Nike has launched a mass market version of its controversial Alphafly prototype shoe that it says complies with new World Athletics rules.
On Friday, the sport’s governing body introduced an indefinite ban on any shoes that have a sole thicker than 40mm or more than one rigid embedded plate or blade.
The prototype shoes worn by Eliud Kipchoge when the Olympic champion became the first athlete to run a marathon in under two hours in October do not meet these restrictions.
But Nike said the retail version of the Zoom Alphafly Next%, set to go on sale this summer, will do.
“We are pleased the Nike Zoom Vaporfly series and Nike Zoom Alphafly Next% remain legal,” said Nike in a statement.
“We will continue our dialogue with World Athletics and the industry on new standards.”
Any new shoe technology developed after 30 April will now have to be available on the open market for four months before an athlete can use it in competition.

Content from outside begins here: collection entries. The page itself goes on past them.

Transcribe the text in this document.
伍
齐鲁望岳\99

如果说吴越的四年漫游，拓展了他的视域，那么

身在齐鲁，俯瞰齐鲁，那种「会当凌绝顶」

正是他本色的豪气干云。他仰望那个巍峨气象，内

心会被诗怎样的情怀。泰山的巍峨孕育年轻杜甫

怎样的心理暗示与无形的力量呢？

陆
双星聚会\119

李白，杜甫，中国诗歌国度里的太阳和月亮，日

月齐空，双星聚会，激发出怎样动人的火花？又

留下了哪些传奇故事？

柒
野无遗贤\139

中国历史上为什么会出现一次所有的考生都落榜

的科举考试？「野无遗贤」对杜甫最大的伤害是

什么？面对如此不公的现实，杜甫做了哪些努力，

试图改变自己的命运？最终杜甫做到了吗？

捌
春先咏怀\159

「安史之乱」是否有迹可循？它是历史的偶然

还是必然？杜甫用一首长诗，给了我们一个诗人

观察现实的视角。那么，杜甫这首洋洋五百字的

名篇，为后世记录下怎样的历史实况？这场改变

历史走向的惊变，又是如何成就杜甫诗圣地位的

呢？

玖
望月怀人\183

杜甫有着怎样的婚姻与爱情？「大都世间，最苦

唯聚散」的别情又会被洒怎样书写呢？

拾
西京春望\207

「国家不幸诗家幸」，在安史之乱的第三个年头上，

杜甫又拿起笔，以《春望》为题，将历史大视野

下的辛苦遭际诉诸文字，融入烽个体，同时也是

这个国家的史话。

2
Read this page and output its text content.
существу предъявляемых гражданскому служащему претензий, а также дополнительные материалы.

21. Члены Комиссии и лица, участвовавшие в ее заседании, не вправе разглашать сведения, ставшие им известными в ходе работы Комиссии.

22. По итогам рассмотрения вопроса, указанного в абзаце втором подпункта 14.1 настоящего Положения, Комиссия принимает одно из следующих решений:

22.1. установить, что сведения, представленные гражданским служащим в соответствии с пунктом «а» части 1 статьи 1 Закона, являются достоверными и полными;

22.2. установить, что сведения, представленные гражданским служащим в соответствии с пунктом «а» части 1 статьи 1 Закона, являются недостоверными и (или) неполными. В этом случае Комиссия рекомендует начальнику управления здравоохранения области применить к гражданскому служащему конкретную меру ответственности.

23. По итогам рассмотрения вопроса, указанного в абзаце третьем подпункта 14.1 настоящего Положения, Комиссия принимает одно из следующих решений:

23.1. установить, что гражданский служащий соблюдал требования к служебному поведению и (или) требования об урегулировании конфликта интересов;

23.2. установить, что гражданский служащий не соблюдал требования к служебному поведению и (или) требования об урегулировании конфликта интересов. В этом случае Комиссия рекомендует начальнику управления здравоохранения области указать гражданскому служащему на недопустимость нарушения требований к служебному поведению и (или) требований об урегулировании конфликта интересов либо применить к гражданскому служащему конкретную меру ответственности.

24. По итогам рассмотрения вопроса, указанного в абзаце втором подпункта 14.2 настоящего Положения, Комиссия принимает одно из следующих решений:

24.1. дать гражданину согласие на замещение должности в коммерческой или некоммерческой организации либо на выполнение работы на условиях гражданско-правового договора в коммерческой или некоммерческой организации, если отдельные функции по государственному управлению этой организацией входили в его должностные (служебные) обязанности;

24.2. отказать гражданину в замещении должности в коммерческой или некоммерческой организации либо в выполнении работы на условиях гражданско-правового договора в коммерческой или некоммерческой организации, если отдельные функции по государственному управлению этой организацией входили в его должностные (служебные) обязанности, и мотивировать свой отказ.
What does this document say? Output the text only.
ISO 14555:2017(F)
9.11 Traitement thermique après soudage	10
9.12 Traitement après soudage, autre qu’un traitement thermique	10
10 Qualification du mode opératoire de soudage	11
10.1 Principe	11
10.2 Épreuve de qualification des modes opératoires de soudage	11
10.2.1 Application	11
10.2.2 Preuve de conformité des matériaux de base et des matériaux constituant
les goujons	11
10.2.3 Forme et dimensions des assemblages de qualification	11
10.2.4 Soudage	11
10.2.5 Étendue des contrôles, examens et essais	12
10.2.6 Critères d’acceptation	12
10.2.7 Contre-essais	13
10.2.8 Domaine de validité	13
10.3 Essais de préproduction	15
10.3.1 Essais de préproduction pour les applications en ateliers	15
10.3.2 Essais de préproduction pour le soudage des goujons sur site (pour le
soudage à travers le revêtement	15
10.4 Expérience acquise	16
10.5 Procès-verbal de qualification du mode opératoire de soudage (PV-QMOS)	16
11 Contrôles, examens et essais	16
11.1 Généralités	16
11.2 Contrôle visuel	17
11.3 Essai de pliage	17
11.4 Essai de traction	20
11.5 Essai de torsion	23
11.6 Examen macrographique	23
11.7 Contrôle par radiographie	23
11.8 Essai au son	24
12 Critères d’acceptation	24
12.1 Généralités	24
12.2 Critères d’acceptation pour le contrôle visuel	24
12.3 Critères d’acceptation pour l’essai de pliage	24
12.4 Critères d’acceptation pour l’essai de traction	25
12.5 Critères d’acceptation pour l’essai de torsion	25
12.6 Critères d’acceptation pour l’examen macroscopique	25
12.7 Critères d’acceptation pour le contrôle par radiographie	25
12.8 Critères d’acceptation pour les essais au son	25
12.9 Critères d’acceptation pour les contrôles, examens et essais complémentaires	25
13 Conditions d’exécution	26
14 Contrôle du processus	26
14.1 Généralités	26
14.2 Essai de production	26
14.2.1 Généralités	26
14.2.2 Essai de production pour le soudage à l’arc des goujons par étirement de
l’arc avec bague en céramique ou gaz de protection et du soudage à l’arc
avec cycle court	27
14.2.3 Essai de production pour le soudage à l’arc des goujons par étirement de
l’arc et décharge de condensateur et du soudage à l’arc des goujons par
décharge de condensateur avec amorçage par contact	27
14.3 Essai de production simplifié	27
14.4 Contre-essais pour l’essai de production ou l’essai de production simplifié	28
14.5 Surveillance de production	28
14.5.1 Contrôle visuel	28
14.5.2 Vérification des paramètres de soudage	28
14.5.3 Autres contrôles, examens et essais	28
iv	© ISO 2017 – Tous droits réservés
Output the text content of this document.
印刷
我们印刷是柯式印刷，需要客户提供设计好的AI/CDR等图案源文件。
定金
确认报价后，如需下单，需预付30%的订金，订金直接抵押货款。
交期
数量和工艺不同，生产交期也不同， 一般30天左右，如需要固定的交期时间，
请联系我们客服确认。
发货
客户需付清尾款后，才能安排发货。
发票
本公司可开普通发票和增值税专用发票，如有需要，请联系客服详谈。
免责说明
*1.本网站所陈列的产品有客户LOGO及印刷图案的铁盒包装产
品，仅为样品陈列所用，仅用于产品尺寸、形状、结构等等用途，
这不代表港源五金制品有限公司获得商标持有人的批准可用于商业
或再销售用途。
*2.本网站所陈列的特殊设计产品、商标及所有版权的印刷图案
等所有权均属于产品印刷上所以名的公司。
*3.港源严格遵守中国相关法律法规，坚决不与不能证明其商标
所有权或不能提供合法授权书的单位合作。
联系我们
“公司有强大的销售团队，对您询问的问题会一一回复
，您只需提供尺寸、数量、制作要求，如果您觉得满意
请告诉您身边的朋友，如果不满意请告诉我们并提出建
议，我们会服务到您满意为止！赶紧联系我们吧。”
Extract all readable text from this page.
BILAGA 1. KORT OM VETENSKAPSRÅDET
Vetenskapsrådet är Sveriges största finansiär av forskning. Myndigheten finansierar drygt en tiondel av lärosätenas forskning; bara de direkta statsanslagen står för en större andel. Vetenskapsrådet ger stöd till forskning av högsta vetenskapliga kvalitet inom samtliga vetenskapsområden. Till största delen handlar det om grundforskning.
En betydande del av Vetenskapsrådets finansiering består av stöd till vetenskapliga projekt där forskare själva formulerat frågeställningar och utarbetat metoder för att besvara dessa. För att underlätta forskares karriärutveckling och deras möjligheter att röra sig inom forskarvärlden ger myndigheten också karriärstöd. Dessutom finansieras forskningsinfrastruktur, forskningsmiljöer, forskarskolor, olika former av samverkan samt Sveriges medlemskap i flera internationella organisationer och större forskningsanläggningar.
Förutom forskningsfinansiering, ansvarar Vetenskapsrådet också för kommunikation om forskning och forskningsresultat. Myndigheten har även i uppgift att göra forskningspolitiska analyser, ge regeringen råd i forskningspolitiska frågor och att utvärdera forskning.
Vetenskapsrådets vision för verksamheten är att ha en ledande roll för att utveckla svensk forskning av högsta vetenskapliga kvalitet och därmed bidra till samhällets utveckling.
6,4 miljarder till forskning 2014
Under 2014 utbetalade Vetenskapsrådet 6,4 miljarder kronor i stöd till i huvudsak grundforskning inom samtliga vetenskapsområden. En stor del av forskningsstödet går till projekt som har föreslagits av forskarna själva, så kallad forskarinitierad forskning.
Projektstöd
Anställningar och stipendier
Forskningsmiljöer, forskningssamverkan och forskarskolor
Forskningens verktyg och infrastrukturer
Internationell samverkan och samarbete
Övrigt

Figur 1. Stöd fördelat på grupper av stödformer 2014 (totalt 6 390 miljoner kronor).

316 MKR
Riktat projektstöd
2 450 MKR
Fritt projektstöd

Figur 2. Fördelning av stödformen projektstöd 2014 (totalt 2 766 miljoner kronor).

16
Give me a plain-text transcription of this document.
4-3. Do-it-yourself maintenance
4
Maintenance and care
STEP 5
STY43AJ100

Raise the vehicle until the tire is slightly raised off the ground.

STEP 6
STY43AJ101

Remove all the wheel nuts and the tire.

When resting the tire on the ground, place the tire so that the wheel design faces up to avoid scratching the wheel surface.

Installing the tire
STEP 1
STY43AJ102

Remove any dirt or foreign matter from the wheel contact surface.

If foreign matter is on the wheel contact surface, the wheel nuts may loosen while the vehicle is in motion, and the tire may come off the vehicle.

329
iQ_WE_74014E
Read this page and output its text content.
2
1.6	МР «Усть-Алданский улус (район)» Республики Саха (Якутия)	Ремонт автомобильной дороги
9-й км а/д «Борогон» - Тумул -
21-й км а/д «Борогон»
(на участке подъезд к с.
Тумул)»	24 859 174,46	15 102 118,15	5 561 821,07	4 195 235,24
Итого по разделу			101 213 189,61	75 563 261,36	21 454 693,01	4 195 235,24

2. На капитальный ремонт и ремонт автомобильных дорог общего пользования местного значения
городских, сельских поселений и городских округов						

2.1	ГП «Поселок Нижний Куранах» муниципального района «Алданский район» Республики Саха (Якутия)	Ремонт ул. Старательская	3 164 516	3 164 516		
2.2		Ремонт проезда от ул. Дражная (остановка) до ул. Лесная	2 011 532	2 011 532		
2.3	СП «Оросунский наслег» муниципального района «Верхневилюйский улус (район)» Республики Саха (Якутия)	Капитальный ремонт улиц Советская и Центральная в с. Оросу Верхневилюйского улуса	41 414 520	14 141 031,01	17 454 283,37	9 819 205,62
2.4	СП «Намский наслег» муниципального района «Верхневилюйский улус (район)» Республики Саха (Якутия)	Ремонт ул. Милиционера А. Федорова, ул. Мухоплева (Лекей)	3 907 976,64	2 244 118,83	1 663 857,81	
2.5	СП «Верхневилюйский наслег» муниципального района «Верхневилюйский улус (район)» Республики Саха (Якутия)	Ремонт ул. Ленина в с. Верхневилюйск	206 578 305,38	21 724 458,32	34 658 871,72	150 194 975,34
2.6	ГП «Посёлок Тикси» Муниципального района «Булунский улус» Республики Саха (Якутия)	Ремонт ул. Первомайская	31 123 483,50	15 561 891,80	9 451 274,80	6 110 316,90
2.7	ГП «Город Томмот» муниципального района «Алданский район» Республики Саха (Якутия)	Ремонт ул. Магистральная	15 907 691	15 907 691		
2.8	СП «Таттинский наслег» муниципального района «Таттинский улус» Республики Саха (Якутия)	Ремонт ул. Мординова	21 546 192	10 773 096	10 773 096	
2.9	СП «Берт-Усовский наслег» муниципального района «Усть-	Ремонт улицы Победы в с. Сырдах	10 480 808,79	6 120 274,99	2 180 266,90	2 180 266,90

In bringing in the new regulations, World Athletics did not ban the Vaporfly range, the predecessor to the Alphafly.
It is claimed Vaporflys improve an athlete’s performance by 4%. The five fastest marathons of all time have been run in the past 16 months by athletes wearing varying forms of the technology.
On Wednesday, Nike also launched a new Viperfly sprint shoe designed for the 100m that does not meet World Athletics’ new restrictions.
For shoes with spikes, an additional plate or blade is allowed for the purpose of attaching the spikes, but the sole must be no thicker than 30mm.
Nike said it will now be working on the Viperfly accordingly.